Who exactly is laughing now? Last year, Obama simply stated as fact that Trump was not going to be president, period, fatally misreading the political tea leaves, and causing complacency on his own side: “I continue to believe Mr. Trump will not be president, and the reason is because I have a lot of faith in the American people.” His supreme confidence somehow persuaded him to back his defeated former opponent, Hillary Clinton, over his vice-president, Joe Biden, as his successor. For someone whose long game was critical to his success, this was a catastrophic misjudgment.
And when Obama’s intelligence services came to him last year and told him that Vladimir Putin was directly attempting to undermine the American election by trying to tilt it toward Trump, he did not hyperventilate.
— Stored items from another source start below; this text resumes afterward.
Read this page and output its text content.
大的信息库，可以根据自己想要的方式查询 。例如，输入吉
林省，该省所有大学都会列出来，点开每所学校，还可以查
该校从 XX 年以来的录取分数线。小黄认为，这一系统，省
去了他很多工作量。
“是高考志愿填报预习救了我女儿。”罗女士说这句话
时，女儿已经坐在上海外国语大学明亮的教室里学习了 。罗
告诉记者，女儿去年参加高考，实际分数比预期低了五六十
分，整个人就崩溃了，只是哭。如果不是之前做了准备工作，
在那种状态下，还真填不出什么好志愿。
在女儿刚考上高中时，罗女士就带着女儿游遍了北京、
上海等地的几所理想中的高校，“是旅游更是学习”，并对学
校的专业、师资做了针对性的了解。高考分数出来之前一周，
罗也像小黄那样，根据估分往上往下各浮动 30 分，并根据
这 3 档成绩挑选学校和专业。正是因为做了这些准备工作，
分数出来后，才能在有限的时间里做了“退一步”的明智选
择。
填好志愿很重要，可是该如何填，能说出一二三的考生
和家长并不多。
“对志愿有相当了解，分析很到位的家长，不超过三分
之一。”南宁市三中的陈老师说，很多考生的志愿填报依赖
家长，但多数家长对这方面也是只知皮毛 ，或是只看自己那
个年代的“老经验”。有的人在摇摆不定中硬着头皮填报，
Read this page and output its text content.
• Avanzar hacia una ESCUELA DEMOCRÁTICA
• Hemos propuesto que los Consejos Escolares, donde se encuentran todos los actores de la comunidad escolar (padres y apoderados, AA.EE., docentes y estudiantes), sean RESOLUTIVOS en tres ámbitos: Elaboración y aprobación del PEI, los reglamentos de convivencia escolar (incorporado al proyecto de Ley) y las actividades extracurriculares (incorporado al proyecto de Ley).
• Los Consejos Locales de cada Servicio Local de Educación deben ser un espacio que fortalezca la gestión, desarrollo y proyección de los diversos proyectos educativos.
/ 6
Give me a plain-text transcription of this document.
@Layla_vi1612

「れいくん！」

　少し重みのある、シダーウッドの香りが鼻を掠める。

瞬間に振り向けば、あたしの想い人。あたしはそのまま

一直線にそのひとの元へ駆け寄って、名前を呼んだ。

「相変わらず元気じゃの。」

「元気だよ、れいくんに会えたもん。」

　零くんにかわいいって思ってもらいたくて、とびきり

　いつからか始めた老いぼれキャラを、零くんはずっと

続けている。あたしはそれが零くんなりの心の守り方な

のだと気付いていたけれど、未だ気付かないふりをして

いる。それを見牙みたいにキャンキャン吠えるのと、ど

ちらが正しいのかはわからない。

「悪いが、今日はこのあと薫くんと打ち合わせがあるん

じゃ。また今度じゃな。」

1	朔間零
He didn’ t ring the alarm and go public, and risk being seen as, in some way, an agent of Hillary Clinton. He didn’ t want to intervene and polarize an already polarized country. He didn’ t want to give Trump ammunition in the middle of a campaign (proof either that Trump had gotten into his head or that his complacency about Clinton was deep) . And so, under his watch, the most sacred and vital ritual in our public life, the election of a new Congress and president, was compromised by a hostile foreign power. And before the election, his only clear action was to tell Putin, in a summit aside, to “cut it out.”
This was, it must be said, far too cool a response. He was president. An attack on our electoral system was an act of war against American democracy. And he kept the attack secret, and let it happen. Everything would be okay, as the Obama doctrine had it. Hillary was going to win anyway. But we now know it was not okay. And we live, in part, with the consequences of Obama’s complacency.
I wonder, as our national crisis deepens, if there might be some way for Obama to return to meet the challenge of the moment his complacency, in part, facilitated. So far, he’s taken a very George W. Bush position on being a former president. And there’s a dignity in this — in normal times.